The president says security forces are now on the offensive and expresses concerns about the threat posed by the return of jihadis from Syria. He believes that the struggle against terrorism cannot be waged solely through security measures.

“You need social policies that address the root causes of terrorism, I know it’s an international phenomenon but the involvement of Tunisians in it is also related to the economic situation,” he says. “We have to think of a global strategy for the whole region and Europe is not protected either.”

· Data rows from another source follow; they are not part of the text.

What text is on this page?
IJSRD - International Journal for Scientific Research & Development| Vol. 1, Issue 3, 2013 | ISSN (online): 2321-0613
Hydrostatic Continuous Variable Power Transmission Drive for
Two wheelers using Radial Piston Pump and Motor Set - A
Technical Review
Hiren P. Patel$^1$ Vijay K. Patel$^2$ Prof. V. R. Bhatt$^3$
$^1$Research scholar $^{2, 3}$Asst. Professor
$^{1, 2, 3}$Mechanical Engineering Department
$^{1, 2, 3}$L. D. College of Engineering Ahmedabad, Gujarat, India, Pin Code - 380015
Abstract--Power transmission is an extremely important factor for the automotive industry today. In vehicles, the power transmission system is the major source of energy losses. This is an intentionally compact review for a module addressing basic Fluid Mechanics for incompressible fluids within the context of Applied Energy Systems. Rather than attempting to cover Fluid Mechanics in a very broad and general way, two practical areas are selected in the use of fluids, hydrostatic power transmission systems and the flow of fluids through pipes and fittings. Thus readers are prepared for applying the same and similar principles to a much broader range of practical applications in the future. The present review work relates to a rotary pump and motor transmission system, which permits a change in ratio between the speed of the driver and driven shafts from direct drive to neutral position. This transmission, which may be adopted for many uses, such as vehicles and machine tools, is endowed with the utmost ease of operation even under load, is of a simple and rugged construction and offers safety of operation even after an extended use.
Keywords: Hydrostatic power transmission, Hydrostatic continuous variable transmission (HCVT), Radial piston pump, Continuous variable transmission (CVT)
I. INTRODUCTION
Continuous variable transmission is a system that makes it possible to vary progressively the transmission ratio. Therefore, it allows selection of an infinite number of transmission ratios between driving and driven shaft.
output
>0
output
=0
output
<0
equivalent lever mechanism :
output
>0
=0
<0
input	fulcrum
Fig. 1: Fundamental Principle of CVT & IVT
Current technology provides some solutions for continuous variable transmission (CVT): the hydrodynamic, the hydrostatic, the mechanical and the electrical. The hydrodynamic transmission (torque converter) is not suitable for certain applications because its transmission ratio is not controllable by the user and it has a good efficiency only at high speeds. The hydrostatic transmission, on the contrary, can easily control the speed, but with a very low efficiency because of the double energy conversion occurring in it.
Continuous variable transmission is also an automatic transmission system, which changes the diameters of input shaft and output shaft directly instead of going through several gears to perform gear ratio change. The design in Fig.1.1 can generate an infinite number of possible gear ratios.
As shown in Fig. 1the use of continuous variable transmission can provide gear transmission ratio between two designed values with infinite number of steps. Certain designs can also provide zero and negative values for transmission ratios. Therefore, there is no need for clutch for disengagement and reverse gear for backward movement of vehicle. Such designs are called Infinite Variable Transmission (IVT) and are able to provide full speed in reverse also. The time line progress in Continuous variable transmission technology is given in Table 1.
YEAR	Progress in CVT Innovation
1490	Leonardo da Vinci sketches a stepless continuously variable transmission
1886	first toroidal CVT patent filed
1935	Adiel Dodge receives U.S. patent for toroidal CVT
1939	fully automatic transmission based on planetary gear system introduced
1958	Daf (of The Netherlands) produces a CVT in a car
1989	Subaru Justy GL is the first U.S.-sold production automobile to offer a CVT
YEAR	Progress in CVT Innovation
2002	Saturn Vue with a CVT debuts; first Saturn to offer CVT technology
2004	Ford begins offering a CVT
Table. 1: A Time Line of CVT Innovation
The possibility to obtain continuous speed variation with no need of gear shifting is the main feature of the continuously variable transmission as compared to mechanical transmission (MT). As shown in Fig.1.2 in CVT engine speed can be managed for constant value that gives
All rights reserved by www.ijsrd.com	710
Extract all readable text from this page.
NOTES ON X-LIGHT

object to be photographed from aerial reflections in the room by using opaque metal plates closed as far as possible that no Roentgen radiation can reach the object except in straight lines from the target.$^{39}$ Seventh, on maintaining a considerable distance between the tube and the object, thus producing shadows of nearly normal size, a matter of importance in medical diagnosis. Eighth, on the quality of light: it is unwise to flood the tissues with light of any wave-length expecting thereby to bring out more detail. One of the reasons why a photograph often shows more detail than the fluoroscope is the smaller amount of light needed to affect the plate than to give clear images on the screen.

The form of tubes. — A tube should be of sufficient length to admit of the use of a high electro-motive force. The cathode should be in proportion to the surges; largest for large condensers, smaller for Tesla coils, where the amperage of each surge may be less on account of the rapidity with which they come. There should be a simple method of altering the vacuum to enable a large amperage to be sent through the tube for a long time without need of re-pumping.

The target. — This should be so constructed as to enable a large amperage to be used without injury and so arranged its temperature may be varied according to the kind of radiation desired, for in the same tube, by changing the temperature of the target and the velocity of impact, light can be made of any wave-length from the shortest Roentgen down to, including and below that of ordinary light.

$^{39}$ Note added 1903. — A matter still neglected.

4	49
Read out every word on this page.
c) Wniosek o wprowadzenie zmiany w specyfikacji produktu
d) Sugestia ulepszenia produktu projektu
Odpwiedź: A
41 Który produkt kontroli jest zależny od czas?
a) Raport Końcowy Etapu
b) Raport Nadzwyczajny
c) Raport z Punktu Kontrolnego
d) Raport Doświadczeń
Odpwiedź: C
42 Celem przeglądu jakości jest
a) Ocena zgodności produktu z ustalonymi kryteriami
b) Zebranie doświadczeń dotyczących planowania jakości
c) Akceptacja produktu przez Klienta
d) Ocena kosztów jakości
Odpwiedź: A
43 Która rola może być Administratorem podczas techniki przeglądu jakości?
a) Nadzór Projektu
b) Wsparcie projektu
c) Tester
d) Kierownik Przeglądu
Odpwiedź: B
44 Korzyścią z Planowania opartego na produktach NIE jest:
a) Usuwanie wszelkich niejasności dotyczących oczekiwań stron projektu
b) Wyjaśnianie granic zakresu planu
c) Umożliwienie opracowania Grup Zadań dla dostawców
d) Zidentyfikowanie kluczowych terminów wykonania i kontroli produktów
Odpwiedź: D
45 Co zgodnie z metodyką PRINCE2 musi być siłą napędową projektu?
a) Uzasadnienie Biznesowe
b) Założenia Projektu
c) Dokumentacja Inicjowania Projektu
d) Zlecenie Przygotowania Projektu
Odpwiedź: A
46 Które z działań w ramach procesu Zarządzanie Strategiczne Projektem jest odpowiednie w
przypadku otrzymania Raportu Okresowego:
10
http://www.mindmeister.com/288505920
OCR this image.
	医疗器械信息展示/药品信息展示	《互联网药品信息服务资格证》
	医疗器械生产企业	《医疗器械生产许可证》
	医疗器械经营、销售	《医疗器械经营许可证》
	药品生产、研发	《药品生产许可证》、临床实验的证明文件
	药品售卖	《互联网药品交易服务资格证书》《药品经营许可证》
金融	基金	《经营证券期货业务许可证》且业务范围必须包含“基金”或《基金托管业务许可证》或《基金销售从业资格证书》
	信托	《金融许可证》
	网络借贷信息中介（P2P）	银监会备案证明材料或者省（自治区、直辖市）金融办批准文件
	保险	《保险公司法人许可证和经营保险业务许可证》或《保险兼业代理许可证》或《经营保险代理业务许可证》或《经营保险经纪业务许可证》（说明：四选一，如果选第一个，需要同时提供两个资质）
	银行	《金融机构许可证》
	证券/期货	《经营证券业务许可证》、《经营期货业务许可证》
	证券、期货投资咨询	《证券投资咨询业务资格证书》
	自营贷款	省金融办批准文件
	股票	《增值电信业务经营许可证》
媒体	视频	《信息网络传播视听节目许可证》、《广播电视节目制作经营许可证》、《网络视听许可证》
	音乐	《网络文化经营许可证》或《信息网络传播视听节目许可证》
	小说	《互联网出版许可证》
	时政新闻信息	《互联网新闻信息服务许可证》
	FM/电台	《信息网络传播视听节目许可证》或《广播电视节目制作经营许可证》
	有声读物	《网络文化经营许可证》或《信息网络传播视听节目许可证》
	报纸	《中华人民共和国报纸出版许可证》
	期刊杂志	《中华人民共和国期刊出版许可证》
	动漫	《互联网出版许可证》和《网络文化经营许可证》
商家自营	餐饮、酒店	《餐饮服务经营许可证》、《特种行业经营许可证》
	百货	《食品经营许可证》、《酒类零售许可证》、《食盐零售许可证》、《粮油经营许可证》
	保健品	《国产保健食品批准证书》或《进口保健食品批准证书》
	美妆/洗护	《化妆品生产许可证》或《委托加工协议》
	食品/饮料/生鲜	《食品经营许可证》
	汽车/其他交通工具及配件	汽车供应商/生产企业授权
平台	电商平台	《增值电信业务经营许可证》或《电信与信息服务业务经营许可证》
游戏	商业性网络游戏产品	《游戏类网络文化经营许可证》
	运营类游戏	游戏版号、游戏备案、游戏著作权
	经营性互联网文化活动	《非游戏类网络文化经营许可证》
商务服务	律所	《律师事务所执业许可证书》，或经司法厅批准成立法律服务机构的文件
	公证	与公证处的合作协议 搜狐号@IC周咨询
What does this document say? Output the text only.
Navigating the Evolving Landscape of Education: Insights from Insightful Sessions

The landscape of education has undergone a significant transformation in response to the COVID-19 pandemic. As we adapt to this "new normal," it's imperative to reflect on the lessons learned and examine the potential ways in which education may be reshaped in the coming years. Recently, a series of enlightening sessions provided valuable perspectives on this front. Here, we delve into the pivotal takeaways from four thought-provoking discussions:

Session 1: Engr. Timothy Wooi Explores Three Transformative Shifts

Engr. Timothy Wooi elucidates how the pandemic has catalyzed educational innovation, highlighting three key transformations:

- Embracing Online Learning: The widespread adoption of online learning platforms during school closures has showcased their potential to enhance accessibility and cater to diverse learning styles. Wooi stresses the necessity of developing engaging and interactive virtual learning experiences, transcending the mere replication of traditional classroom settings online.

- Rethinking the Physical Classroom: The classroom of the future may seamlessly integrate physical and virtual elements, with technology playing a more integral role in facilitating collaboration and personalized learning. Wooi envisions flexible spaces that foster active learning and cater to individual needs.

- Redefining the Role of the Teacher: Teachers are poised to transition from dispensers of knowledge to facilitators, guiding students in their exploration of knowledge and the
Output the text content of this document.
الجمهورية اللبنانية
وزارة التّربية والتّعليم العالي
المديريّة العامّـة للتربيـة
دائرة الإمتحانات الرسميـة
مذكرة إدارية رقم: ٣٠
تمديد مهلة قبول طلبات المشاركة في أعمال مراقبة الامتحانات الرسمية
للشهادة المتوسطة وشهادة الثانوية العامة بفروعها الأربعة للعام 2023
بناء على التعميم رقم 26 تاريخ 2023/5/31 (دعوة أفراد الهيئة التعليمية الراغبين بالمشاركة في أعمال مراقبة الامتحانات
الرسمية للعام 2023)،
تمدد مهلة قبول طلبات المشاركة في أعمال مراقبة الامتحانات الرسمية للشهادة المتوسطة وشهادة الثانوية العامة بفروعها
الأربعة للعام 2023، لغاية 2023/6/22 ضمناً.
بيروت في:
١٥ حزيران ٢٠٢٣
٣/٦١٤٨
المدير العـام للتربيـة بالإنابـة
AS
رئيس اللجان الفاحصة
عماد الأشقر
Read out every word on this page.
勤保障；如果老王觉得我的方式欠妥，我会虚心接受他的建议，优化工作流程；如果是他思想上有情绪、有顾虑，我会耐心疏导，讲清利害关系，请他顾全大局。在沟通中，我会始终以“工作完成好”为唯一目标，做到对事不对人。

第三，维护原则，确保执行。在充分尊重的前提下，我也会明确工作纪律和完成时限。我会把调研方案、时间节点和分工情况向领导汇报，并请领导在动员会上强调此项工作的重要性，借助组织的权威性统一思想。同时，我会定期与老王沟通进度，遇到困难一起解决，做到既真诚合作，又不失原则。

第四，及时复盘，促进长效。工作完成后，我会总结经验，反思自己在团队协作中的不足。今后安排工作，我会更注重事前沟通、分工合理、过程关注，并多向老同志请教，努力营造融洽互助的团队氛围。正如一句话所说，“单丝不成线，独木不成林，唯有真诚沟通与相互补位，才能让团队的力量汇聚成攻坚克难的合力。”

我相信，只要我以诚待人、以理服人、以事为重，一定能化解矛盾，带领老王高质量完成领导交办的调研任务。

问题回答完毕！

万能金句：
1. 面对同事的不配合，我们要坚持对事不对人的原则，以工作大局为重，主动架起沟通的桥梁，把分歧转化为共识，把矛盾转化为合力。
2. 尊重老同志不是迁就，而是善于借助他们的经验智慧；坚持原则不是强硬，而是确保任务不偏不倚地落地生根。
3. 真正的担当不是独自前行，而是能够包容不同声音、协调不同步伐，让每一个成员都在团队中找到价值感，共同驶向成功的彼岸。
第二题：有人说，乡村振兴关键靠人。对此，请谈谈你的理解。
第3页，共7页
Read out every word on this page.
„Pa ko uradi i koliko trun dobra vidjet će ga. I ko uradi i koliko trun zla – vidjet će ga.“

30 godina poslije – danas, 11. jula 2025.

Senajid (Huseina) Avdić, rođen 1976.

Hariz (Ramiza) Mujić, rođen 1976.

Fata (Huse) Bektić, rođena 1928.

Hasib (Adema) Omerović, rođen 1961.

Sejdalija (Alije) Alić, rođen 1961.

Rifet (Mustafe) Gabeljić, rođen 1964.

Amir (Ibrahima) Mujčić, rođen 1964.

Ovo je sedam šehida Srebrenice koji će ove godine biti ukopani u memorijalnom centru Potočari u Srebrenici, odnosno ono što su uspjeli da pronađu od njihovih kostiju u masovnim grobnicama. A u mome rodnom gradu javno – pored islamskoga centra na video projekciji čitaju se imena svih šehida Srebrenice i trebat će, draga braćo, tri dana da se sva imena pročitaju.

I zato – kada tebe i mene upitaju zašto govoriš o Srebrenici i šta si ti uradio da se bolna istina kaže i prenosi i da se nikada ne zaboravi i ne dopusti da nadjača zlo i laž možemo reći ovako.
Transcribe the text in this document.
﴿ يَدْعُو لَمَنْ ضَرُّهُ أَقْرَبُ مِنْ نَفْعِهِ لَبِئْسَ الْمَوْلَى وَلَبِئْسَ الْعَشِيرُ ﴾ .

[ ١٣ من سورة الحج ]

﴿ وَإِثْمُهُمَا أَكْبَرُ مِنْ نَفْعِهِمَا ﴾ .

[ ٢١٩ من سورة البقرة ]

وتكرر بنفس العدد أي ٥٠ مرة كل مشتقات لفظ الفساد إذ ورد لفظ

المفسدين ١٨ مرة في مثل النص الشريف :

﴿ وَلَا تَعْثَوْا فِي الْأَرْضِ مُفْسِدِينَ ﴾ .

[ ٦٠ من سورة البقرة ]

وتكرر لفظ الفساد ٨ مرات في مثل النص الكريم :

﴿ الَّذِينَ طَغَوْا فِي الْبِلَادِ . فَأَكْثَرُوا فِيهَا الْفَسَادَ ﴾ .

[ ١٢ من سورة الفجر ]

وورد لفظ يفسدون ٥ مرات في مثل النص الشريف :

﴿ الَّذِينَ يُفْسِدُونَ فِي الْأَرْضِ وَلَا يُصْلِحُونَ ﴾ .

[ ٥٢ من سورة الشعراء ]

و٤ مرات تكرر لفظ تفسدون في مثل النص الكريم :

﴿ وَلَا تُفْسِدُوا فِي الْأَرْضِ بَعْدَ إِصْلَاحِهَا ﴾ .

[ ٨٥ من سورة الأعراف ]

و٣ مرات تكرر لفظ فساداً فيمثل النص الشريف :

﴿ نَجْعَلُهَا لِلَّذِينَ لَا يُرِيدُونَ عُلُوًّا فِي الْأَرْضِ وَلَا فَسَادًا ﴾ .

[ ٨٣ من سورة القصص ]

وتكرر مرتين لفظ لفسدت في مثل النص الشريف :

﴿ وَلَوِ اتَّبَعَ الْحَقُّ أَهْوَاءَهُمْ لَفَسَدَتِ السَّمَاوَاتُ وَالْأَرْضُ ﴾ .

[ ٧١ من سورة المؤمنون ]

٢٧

Business groups say the only way to address social ills is to accelerate growth and attract foreign investment. This, however, also requires the government to implement reforms, including in the tax and subsidies regimes, privatisations and, crucially, to pass a new streamlined investment code. “Why is the investment code 1,000 pages? It should be a single page,” says Mr Abdelkafi. “The Tunisian administration is not here to attract investments,” he complains.

Hakim Ben Hammouda, economy and finance minister in the outgoing government, says that with the macroeconomic situation stabilised, the launch of big infrastructure projects in which the private sector invests should be a priority to absorb jobless youth.

“Since 2011 we’ve been managing the chaos, the emergency situation, and the security and political crisis. Now you need to give hope,” he says. “You need to say what Tunisia will look like in 2030 and convince people that the end of authoritarian rule is a starting point to a new social and economic era. That’s the missing part of the Tunisia story.”

***

Power broker: Trade union happy to play ‘regulator’ to politicians

The central part played by the general trade union in Tunisia’s uprising is one of the untold stories of the 2011 revolution. After street vendor Mohamed Bouazizi set himself alight in Sidi Bouzid and sparked a wave of youth protests, local chapters of the trade union rebelled against the pro-regime leadership to join the revolt.

Since the toppling of Zein al-Abidine Ben Ali, the UGTT (the French-language acronym for the Tunisian General Labour Union), has again emerged as the country’s most important power broker, helping to bridge the gap between Islamist and anti-Islamist camps.

Hassine Abassi
Hassine Abassi © Getty

Hassine Abassi, the trade union chief, is a small man with an intense stare. He is well aware of his power. “It is a difficult equation to play a national role to reconcile between different stakeholders and preserve the social and economic interests of your members . . . Rarely do you have trade unions playing both roles,” he says. “But it’s not a strange mandate for the UGTT.”

Farhat Hached, the late head of the union, played a lead role in Tunisia’s fight against French colonialism, but was assassinated in 1952, four years before the country won its independence. “The liberation legacy is implanted in the minds of the trade union leaders and we’ve played a similar role on different occasions,” says Mr Abassi.

The UGTT, he says, is now acting as a “regulator” of the political scene. Its role, however, is provoking anxiety in the business community, which worries that the union’s oversized authority, and the pressure for wage hikes, could hinder economic liberalisation. Mr Abassi says he backs reforms, but only as part of a new development model that shifts attention to underprivileged regions and the needs of the unemployed.

“The revolution erupted . . . because of an unfair development model and
a lack of fair distribution of wealth between regions and sectors,” he says.

Today, he says, only workers are paying taxes, while the informal economy thrives and capital flees the country. “We back fundamental and comprehensive reform,” he says.